Дрю опускает голову. — Знаю, сэр.
Шеф переводит взгляд на меня. — Но это не оправдывает твоего поведения на публике, Гибсон. Ты устроил сцену. Вся округа видела, как ты ему угрожал. Это не отражается хорошо ни на тебе, ни на участке.
— Понимаю, сэр. Прошу прощения. Но...
Он поднимает руку, прерывая меня. — Я понимаю. Если бы кто-то такое сказал про мою жену, я бы, возможно, поступил так же. Но у нас не может быть вражды внутри коллектива. Мы должны быть единым фронтом, когда случается пожар или трагедия. Поэтому вы оба назначаетесь на дежурство по уборке до дальнейших распоряжений.
Чёрт. Убирать за всеми — это мыть туалеты, стирать постельное бельё, мыть полы — худшая работа на станции.
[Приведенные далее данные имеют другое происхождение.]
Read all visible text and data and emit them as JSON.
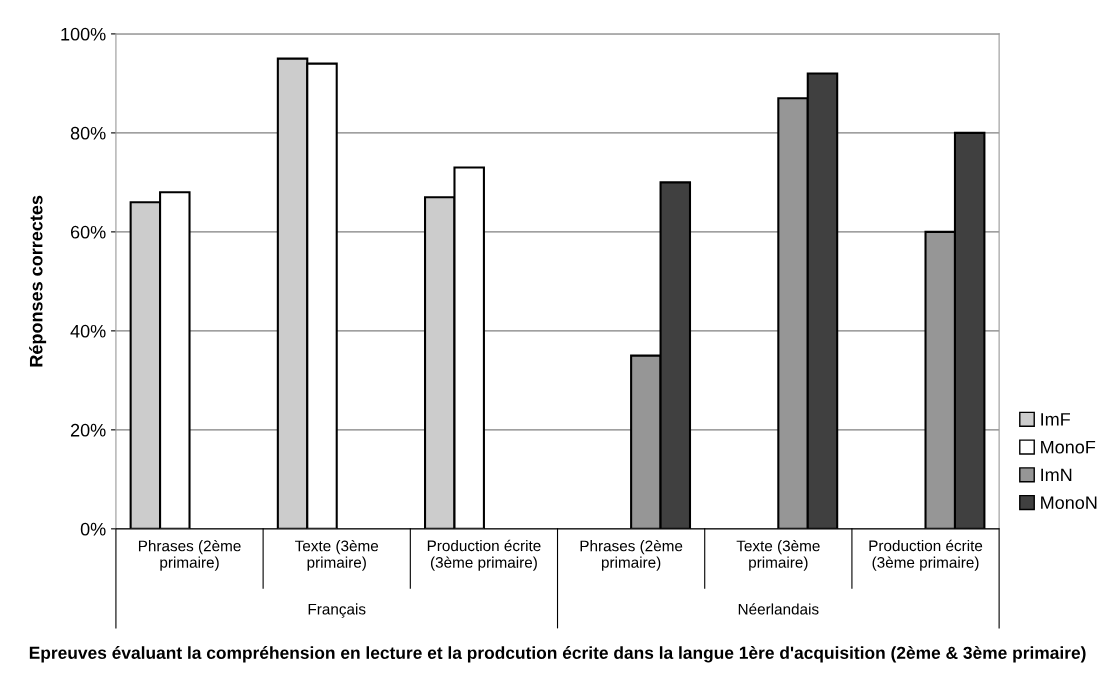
{
  "chart_data": {
    "type": "bar",
    "xlabel": "Epreuves évaluant la compréhension en lecture et la prodcution écrite dans la langue 1ère d'acquisition (2ème & 3ème primaire)",
    "ylabel": "Réponses correctes",
    "categories": [
      "Phrases (2ème\nprimaire)",
      "Texte (3ème\nprimaire)",
      "Production écrite\n(3ème primaire)",
      "Phrases (2ème\nprimaire)",
      "Texte (3ème\nprimaire)",
      "Production écrite\n(3ème primaire)"
    ],
    "annotations": [
      "Français",
      "Néerlandais"
    ],
    "series": [
      {
        "name": "ImF",
        "color": "#cccccc",
        "values": [
          66,
          95,
          67,
          null,
          null,
          null
        ]
      },
      {
        "name": "MonoF",
        "color": "#ffffff",
        "values": [
          68,
          94,
          73,
          null,
          null,
          null
        ]
      },
      {
        "name": "ImN",
        "color": "#969696",
        "values": [
          null,
          null,
          null,
          35,
          87,
          60
        ]
      },
      {
        "name": "MonoN",
        "color": "#404040",
        "values": [
          null,
          null,
          null,
          70,
          92,
          80
        ]
      }
    ],
    "ylim": [
      0,
      100
    ],
    "yticks": [
      {
        "value": 0,
        "label": "0%"
      },
      {
        "value": 20,
        "label": "20%"
      },
      {
        "value": 40,
        "label": "40%"
      },
      {
        "value": 60,
        "label": "60%"
      },
      {
        "value": 80,
        "label": "80%"
      },
      {
        "value": 100,
        "label": "100%"
      }
    ],
    "grid": "y",
    "legend": "right"
  }
}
Но если так я смогу вернуть расположение шефа, значит, бывают дела и похуже.
— Есть, сэр, — хором отвечаем мы с Дрю.
— Хорошо. — Шеф встаёт из кресла, подтягивает штаны и поправляет ремень под животом. — А теперь убирайтесь отсюда и убедите всех остальных, что между вами всё в порядке. Тут уже задницы у всех сжались от напряжения, и я отказываюсь это терпеть.